1774-05-27, de Voltaire [François Marie Arouet] à Jean Baptiste Nicolas de Lisle.

La première chose, Monsieur, qui me vint dans la tête quand le Roi eut la petite vérole, c’est que la famille roiale, et tout Versailles allaient en être attaqués.
Regis ad exemplum totus componitus orbis. Cette maudite peste arabique a celà de particulier qu’elle se communique, nonseulement par le tact et par l’air, mais encor par l’imagination. Il aurait fallu commencer par imiter M: Le Duc D’Orléans. Il faudrait donner la petite vérole à tout le monde pour sauver tout le monde.

Vous devez, sans doute, mener une vie bien triste; mais plus elle est sombre, plus vous avez besoin de Gluk, et nous aussi. Nous allons étudier Gluk, grâce à vos bontés que vous nous promettez.

On nous envoie des tas de nouvelles dont nous ne croions rien.

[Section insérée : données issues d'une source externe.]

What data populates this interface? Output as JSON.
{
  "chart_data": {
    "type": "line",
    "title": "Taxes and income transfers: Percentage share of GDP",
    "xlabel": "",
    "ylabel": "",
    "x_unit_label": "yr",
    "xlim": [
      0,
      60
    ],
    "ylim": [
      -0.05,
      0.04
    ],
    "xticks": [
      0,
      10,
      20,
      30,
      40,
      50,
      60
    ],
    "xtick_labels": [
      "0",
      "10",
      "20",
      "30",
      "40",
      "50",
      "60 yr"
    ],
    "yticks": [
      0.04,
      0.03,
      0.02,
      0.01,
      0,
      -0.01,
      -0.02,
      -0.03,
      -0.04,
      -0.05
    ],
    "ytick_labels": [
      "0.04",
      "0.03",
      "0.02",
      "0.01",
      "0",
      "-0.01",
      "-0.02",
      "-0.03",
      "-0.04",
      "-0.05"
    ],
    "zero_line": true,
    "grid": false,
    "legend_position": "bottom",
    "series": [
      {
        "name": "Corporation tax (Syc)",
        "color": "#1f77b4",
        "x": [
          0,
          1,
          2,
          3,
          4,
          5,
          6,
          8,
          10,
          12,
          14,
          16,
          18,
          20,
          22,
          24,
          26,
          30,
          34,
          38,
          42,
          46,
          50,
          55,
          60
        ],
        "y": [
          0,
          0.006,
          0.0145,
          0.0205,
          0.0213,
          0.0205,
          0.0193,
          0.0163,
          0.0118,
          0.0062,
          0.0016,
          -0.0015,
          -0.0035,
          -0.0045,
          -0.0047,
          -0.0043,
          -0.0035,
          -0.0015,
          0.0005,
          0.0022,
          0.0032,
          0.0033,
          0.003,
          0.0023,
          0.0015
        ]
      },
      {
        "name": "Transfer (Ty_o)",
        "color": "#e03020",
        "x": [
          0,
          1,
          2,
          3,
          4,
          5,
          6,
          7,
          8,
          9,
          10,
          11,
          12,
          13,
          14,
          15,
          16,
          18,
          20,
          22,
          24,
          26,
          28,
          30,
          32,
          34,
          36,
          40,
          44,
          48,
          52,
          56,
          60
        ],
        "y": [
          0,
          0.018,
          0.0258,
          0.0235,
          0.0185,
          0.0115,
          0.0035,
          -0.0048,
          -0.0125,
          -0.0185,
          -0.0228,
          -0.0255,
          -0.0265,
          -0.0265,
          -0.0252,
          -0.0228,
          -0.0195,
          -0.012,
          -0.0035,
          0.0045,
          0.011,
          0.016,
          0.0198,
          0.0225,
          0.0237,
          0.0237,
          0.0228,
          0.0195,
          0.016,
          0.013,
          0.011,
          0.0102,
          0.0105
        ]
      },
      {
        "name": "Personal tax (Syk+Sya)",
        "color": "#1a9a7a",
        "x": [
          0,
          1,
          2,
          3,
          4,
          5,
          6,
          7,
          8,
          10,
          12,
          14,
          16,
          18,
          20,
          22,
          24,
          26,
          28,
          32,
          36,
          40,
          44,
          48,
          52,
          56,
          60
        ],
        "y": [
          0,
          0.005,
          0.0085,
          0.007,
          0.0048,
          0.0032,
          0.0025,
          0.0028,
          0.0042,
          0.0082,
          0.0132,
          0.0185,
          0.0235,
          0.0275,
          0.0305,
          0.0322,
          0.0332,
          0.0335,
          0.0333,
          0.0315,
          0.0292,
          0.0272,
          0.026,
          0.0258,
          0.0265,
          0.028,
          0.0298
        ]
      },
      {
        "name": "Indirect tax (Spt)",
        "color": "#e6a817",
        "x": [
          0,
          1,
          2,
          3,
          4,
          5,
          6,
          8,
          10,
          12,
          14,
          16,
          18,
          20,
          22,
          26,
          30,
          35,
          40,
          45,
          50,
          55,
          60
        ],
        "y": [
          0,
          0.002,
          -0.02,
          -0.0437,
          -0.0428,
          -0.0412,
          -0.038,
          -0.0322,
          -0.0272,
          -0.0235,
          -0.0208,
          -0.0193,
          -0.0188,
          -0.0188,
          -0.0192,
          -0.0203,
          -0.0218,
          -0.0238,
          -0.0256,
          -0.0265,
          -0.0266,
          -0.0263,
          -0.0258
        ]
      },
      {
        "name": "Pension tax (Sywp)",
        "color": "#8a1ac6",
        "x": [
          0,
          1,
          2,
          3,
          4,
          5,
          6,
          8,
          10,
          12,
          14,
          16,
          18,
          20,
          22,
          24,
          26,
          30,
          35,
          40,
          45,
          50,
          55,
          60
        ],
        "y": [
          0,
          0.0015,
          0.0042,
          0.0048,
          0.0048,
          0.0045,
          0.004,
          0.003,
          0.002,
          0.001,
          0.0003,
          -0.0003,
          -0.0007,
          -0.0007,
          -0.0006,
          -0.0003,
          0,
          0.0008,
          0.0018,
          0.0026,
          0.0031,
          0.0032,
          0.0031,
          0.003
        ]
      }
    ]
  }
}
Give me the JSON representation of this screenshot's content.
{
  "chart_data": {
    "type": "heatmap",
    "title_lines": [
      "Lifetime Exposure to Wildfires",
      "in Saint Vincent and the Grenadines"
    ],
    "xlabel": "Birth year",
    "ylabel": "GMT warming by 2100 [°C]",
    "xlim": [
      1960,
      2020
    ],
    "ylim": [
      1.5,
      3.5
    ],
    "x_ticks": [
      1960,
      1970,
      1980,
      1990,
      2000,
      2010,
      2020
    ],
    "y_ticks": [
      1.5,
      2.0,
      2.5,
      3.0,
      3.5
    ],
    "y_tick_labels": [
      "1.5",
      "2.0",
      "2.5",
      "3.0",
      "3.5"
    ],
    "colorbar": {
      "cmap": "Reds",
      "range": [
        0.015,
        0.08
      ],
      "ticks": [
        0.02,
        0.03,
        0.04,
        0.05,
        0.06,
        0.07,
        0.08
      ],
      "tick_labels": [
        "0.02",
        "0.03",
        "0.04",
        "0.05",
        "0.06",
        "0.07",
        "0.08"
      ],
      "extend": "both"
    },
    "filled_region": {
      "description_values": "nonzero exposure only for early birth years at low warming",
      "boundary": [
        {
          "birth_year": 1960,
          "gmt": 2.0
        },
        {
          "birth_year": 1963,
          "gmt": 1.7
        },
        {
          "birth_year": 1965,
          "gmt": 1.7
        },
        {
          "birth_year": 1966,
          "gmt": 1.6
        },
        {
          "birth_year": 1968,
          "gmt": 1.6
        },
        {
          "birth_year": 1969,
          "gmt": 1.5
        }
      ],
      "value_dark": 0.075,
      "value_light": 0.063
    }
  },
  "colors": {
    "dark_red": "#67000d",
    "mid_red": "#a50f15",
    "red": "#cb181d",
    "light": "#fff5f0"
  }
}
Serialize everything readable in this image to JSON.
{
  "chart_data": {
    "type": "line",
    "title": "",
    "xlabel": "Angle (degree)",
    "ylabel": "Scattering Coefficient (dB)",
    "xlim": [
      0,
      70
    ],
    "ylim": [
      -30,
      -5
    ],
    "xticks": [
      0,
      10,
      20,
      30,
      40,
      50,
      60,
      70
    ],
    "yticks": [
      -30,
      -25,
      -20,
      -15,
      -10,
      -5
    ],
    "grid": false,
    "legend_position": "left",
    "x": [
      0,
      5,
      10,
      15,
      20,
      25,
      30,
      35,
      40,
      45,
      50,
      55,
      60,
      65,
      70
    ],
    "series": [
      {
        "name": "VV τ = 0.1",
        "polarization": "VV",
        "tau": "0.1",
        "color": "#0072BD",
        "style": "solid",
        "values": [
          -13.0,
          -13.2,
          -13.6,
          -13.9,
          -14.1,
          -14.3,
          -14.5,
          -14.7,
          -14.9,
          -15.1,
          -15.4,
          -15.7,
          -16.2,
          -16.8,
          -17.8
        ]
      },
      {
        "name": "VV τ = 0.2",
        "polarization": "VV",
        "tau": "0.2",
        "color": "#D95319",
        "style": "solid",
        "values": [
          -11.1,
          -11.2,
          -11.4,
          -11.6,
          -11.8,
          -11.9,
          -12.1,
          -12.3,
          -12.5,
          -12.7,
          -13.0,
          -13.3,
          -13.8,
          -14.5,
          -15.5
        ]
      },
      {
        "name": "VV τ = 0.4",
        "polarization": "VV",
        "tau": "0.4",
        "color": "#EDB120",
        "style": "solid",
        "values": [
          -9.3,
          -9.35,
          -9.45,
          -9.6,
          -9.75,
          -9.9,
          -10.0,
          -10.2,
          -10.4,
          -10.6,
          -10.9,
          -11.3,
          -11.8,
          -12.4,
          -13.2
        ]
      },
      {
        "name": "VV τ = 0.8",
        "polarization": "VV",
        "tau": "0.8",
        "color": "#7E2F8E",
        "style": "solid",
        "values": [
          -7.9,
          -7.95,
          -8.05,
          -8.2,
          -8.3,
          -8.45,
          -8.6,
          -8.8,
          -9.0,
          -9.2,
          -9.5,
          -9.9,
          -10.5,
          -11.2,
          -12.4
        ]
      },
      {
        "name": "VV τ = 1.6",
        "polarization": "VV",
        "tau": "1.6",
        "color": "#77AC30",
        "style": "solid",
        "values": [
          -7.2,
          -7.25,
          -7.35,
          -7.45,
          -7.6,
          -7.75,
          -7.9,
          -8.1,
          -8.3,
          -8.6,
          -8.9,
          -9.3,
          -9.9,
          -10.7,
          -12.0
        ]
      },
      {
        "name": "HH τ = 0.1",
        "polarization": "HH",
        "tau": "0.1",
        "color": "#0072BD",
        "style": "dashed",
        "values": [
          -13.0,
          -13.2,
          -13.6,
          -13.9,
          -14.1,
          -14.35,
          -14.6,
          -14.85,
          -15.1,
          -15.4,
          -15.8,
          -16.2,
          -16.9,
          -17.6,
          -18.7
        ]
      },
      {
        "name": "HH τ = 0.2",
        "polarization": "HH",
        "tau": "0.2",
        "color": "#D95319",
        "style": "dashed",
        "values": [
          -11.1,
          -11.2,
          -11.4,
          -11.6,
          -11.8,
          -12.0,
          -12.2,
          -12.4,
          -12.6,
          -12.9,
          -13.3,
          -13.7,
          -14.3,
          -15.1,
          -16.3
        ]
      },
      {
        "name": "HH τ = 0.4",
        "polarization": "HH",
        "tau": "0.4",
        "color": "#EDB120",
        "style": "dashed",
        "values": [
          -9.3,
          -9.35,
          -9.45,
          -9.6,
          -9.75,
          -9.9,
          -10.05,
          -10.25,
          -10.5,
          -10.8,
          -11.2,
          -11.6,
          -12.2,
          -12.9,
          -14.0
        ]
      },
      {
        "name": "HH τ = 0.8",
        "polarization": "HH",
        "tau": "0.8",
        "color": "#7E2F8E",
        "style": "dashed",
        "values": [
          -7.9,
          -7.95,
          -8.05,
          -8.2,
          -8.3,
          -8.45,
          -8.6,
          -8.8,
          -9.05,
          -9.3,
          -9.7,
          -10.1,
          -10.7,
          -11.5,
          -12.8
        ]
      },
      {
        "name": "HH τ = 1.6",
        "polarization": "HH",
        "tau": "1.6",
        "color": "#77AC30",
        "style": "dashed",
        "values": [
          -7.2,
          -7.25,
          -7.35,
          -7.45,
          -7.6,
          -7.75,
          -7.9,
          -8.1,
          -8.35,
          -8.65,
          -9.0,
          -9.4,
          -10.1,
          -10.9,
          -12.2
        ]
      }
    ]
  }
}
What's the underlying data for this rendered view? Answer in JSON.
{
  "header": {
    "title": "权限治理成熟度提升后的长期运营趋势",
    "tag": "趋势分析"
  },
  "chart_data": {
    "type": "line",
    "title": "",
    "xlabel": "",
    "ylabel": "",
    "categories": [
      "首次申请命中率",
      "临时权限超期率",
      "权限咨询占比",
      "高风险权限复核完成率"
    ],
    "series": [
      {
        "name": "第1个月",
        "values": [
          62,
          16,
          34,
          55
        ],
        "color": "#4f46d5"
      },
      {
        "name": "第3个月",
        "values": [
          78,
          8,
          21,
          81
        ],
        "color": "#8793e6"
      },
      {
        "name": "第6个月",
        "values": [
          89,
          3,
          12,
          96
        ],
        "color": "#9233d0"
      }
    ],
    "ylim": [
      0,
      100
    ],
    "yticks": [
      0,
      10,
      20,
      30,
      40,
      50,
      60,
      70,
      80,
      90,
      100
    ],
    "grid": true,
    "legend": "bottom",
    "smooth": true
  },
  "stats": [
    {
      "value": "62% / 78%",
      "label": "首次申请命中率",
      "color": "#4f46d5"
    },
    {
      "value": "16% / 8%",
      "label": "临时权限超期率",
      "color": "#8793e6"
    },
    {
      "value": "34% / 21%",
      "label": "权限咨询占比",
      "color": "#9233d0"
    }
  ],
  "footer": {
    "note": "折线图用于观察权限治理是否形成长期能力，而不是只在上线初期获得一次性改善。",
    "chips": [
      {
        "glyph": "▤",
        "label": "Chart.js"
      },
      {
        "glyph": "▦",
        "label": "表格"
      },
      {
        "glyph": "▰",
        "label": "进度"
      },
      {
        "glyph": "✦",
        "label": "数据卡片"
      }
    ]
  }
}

Nous doutons, et nous attendons.

La proposition que vous me faittes d’acheter toute la cargaison de Pompignan, est d’un grand calculateur; mais je trouve encor mieux mon compte dans l’Inde, où nous nous sommes avisés quelques genevois et moi d’envoier un vaisseau. Ce vaisseau a péri à son arrivée en France, tant nôtre marine est toujours malheureuse; et malgré celà nous n’y avons rien perdu. Comme j’irai bientôt dans l’autre monde chargez moi de vendre vôtre part du Pompignan car il n’y aurait pas de l’eau à boire dans ce monde cy.

On dit que le fermier dont vous me parlez veut rester dans sa ferme; en ce cas, il a raison, car tant vaut l’homme, tant vaut sa terre. Mais ce digne fermier a eu très grand tort d’imaginer qu’un pauvre manœuvre éloigné de cent lieues, devait savoir s’il y avait ou non des charençons qui gâteaient ses bleds. Celà m’a fait une peine extrême, et je ne m’en consolerai point. Il faut pourtant se consoler.

On dit que la nation se prépare à être fort sérieuse et fort sage. Elle y aura de la peine. Ce n’est pas là de ces choses où il n’y a que le premier pas qui coûte.

Vous ne verrez probablement de longtemps Made Du Deffant. Je lui dois un quartier bientôt, mais elle me doit aussi des arrérages. Pour vous, Monsieur, qui ne me deviez rien vous m’accablez de biens. Nous tressaillons quand nous ouvrons vos lettres. Je n’ai point d’expression pour vous remercier.

le vieux malade V.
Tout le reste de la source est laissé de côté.